A different approach would not dissolve the army or armies and, after careful screening, would demobilize only those soldiers whose re-integration in civilian society is reasonably assured. The others, and that may be one in two or even more, would remain in the barracks as part of the army under a corps of officers pruned of all dangerous elements. Arms and munitions would be collected and either destroyed or put under the control of an occupying military force, if there is one. Some of the soldiers and officers, again after careful screening, could later become part of the new government’s new army. In the interim, all of these officers and soldiers could fulfil numerous productive tasks, including clearing of land mines and unexploded ordnance, clearing rubble, sewage and irrigation ditches and canals, repairing roads and simple structures, improving refugee camps and other temporary facilities, etc.

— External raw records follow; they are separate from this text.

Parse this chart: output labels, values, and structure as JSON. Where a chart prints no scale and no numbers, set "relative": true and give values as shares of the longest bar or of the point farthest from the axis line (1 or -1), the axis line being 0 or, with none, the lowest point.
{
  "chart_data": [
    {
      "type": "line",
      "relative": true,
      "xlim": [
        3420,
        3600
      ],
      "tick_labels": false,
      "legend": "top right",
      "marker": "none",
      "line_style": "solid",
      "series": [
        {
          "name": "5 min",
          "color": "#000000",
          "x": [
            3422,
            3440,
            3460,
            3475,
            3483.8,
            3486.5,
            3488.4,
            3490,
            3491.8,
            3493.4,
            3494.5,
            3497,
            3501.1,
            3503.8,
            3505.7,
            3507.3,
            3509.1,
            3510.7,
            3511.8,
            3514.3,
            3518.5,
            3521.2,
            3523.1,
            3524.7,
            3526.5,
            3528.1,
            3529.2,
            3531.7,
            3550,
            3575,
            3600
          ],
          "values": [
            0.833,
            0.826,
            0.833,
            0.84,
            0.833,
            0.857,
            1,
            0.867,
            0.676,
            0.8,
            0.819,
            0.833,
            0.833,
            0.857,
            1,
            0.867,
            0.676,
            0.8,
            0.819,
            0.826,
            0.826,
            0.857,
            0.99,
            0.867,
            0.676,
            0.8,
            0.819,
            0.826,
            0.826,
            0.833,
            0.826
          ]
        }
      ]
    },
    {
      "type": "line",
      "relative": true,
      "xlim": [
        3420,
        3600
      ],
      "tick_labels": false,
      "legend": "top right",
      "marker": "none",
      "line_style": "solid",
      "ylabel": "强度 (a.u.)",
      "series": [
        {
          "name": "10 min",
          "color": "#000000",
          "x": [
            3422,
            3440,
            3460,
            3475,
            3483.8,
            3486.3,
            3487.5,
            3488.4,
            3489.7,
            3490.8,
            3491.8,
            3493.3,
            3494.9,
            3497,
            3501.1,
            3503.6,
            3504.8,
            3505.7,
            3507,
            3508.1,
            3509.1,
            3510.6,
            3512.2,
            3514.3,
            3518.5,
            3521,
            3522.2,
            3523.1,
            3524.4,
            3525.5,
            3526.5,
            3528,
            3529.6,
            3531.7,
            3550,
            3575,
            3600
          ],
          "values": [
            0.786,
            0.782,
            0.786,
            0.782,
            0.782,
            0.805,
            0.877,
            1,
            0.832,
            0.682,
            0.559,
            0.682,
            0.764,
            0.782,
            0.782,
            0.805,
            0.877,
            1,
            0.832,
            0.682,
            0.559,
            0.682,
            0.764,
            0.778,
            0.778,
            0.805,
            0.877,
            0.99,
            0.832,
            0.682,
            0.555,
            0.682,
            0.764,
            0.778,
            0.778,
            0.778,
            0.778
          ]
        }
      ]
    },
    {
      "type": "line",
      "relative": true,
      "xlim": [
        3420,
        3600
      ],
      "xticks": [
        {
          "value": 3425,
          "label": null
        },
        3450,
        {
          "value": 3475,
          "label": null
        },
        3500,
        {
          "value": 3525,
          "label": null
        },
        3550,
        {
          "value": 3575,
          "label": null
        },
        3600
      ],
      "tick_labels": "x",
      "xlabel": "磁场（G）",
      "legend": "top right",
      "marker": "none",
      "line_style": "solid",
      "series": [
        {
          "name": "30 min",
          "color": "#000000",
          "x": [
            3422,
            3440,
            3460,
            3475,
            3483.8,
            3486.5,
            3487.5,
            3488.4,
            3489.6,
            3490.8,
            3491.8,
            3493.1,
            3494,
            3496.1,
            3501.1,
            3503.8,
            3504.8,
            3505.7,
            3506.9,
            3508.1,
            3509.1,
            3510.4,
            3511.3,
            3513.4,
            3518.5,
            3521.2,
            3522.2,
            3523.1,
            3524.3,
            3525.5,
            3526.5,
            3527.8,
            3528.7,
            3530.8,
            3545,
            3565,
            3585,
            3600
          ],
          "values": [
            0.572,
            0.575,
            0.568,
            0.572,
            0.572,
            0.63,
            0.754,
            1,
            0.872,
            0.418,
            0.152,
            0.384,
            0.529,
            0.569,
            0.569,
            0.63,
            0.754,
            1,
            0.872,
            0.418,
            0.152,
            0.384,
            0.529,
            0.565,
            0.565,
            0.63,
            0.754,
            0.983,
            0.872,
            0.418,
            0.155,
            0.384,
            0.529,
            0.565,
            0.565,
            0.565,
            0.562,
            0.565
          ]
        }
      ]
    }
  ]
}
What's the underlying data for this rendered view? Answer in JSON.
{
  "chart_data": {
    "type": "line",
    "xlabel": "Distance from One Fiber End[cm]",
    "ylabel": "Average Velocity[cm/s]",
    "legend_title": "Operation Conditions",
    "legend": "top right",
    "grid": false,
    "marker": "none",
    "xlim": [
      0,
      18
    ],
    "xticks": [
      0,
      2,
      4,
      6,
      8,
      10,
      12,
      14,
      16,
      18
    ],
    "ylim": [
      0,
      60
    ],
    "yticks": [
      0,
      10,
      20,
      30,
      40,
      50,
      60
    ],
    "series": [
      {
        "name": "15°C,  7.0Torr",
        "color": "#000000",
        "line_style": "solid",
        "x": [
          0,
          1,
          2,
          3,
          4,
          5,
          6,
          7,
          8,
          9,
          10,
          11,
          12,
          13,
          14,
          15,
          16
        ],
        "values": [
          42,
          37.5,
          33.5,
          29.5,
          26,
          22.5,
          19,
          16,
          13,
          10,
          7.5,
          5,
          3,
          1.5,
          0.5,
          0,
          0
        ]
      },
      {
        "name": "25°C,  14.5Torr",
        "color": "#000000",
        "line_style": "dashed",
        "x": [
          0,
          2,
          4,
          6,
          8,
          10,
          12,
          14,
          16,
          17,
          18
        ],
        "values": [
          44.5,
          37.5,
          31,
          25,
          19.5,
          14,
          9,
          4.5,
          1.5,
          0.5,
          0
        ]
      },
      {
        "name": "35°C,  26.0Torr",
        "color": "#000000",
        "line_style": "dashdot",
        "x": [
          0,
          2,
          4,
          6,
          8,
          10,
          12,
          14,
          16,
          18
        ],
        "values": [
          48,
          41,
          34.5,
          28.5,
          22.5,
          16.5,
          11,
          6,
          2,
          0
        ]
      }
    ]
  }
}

They would be demobilized as and when they find civilian employment. In the mean time, they would be housed, fed, clothed, medically treated and would receive a small remuneration in cash. The whole operation would probably need some supervision by members of an occupying military force. It would also need funding from donors.
The unfortunate conclusion is that foreign intervention for peacekeeping purposes will have to remain for the foreseeable future a regular feature of international affairs. Use of martial law may be needed to prevent gang warfare, looting and other forms of violence. Those of us who prefer multilateral solutions of international problems would like to see the United Nations adequately equipped to deal with such a task, both in terms of its mandate, authorising the use of force when required for peacekeeping, and in terms of resources. Logic calls for the establishment of a permanent peacekeeping force under U.N. auspices, to deal with both, military and civilian requirements.